Every recipe published on The Curated Weekly is cooked at least twice in a home kitchen with consumer-grade equipment. The second cook is done by a staff member who did not develop the recipe. Failures, surprises, and timing differences from the first cook are folded back into the published version. Recipes do not appear on this site if they have not been independently verified by a second cook.

Nutrition information, where provided, is calculated from USDA FoodData Central per-ingredient values, summed across the ingredient list, and divided by the stated serving count.

Health and clinical reporting

Health features that draw on clinical research cite the original peer-reviewed literature. We do not present preprint findings as established fact, and we explicitly distinguish in the body of the article between findings from randomized trials, observational studies, and mechanistic or preclinical work.

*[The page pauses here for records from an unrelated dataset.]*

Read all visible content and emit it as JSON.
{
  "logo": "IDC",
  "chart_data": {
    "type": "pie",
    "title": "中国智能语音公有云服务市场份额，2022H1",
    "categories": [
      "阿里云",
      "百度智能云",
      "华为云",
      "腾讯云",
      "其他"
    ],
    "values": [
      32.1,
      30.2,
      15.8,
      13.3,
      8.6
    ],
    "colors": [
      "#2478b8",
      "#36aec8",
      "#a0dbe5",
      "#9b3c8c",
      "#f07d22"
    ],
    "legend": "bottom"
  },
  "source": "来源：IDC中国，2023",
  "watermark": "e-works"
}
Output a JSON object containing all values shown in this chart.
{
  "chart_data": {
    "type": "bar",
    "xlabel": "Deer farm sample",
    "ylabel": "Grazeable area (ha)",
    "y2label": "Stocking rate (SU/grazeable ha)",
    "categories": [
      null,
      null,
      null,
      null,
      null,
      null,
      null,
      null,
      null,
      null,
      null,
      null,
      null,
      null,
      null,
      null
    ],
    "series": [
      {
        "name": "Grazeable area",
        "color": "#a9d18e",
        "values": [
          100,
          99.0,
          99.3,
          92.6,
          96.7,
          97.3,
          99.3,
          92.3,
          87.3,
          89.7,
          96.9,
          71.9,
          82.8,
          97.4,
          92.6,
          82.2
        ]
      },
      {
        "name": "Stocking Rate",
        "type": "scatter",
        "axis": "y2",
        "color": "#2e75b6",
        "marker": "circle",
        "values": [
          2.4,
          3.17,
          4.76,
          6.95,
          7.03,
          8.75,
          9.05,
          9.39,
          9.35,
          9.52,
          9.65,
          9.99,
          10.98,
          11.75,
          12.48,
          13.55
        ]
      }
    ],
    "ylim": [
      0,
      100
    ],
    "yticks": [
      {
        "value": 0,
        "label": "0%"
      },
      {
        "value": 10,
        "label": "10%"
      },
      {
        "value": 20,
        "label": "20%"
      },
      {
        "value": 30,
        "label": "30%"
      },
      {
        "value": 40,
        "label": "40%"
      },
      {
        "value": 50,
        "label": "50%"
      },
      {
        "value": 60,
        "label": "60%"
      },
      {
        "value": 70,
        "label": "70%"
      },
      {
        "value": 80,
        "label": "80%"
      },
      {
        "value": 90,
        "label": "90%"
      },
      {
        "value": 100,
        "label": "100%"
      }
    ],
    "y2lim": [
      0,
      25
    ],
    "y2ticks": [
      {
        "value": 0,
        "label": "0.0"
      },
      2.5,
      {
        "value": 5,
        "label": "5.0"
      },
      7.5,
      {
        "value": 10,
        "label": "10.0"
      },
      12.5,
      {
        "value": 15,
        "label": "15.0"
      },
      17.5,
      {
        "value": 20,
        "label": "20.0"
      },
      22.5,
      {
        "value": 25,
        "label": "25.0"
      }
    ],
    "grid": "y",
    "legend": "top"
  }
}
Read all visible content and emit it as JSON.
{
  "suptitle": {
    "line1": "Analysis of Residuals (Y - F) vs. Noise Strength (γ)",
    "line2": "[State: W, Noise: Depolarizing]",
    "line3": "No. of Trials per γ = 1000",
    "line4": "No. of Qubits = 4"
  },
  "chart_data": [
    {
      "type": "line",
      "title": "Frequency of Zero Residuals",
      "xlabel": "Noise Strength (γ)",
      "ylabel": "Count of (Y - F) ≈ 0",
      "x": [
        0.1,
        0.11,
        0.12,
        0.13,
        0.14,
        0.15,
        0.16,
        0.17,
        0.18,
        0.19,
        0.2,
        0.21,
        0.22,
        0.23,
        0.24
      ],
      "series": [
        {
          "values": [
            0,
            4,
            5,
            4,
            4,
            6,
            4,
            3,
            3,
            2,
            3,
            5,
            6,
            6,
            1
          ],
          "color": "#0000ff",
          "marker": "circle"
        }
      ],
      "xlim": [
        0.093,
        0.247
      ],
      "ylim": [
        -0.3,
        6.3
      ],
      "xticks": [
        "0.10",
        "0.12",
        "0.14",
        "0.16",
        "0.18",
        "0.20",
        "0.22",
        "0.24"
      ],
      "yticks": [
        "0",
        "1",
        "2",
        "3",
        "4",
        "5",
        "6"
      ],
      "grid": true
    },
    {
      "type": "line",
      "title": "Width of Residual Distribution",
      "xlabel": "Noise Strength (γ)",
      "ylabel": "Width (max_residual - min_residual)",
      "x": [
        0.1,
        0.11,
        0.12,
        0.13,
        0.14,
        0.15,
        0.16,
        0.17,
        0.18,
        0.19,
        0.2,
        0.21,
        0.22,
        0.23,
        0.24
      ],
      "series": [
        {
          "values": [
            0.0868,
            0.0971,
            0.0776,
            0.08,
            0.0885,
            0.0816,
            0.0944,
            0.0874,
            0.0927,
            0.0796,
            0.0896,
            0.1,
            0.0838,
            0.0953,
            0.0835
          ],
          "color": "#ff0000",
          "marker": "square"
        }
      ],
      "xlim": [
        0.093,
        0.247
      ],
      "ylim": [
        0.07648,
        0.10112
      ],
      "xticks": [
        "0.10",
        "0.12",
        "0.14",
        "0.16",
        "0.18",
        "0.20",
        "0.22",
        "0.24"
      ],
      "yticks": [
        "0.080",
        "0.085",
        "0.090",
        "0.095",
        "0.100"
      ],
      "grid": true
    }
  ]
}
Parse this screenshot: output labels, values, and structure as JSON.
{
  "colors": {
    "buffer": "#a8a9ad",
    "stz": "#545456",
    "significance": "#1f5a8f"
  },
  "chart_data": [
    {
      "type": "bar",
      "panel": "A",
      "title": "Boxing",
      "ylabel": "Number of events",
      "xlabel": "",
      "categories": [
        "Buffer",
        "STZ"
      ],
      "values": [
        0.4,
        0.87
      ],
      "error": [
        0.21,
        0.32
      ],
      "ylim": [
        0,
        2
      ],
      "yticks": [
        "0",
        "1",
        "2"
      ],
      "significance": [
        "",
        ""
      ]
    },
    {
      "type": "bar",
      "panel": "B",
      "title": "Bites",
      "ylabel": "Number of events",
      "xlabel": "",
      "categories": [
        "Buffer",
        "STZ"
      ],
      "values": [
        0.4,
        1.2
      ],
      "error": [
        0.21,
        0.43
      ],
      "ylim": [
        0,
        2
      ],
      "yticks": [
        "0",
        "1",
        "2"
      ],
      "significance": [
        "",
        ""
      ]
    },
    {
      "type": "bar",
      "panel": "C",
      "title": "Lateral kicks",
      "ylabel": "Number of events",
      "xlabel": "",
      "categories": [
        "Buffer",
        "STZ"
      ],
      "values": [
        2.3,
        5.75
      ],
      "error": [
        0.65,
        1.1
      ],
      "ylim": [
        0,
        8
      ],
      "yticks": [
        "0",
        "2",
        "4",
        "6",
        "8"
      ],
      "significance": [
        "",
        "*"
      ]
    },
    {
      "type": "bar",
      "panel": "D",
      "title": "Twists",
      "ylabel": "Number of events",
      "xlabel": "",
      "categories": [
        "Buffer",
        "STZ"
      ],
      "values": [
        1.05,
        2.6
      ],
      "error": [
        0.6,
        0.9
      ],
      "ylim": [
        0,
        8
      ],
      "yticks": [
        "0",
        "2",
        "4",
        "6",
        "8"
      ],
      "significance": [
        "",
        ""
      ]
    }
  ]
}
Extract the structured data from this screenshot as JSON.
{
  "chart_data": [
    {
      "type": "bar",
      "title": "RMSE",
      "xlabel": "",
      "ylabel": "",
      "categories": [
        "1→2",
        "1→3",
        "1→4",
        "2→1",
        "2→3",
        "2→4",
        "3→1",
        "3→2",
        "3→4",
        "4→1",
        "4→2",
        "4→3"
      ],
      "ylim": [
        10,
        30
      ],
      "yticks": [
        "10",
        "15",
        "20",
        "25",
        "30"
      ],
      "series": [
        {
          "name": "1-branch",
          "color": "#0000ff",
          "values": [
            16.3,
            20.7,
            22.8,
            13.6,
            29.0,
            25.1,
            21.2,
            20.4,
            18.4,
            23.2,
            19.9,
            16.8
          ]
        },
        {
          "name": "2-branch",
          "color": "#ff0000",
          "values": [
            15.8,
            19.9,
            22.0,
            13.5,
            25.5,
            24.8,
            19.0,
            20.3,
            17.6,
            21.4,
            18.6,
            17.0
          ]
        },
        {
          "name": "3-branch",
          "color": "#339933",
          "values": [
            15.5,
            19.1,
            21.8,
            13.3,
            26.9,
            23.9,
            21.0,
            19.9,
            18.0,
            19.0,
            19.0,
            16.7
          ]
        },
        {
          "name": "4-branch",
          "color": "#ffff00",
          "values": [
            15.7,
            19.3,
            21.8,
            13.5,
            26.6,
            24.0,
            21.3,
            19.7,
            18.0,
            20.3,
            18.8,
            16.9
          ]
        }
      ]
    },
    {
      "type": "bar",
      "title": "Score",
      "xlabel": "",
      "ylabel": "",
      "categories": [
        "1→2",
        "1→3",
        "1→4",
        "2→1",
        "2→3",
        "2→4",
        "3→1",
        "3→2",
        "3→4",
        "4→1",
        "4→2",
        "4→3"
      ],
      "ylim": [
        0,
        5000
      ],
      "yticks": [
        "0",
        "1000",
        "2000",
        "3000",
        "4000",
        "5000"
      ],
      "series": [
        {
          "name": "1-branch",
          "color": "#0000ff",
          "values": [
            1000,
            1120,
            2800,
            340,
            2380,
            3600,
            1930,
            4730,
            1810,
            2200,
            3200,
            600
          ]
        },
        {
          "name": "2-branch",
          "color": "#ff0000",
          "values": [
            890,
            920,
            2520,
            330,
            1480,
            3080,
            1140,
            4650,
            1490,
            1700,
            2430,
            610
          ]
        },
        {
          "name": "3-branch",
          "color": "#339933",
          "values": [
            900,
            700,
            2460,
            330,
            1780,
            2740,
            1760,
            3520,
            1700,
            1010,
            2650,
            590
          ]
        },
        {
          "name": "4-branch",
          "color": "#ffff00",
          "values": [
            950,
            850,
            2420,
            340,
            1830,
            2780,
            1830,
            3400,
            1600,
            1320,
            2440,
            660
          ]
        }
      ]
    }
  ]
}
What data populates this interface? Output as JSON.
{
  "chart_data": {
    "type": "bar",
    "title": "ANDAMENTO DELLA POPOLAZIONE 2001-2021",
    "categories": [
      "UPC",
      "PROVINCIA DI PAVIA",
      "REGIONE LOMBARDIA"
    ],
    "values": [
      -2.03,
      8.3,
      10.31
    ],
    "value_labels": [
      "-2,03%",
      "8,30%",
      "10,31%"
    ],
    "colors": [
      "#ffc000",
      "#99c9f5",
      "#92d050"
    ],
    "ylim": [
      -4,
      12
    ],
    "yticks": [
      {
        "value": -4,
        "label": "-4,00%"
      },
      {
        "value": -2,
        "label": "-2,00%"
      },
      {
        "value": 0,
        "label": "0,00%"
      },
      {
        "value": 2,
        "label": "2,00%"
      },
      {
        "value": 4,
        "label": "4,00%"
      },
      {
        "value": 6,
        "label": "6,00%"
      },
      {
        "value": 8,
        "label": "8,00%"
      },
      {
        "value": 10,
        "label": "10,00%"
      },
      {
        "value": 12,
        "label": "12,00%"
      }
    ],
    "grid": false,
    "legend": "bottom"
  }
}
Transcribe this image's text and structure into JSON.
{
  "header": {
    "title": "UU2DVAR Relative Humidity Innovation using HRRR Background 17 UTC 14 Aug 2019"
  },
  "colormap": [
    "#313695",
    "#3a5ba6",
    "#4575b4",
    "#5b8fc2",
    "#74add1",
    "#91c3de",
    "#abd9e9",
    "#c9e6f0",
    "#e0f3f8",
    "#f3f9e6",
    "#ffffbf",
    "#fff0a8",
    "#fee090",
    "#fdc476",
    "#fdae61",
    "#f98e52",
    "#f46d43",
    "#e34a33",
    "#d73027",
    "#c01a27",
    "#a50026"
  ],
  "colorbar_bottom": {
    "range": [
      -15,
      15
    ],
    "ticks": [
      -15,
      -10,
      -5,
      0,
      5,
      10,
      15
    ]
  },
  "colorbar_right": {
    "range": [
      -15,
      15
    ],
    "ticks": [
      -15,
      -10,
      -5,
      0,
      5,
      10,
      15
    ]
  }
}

For consumer health-technology reviews — wearables, blood-pressure cuffs, sleep trackers — we report device output against a clinical or research-grade reference where one is available. We name the reference in the methodology paragraph and report sample sizes.

Sample sizes and statistics

We report sample sizes plainly. When a result comes from a single reviewer's experience, we say so. When a result comes from a multi-week multi-tester structured test, we describe the structure. We do not present anecdote as data.

Pricing

Pricing in our reviews is the retail price at the time of publication. Where prices change frequently — kitchen appliances, electronics — we update the article's modified date when we update a price. Our prices are not pulled from an affiliate API; we check them by hand against the retailer's posted price.

Failure to recommend

Sometimes a roundup ends without a top recommendation. If we cannot honestly recommend a product in a category, we say so and explain why. There is no editorial expectation that every roundup must produce a buy recommendation; a candid "none of these is good enough" is a perfectly acceptable conclusion.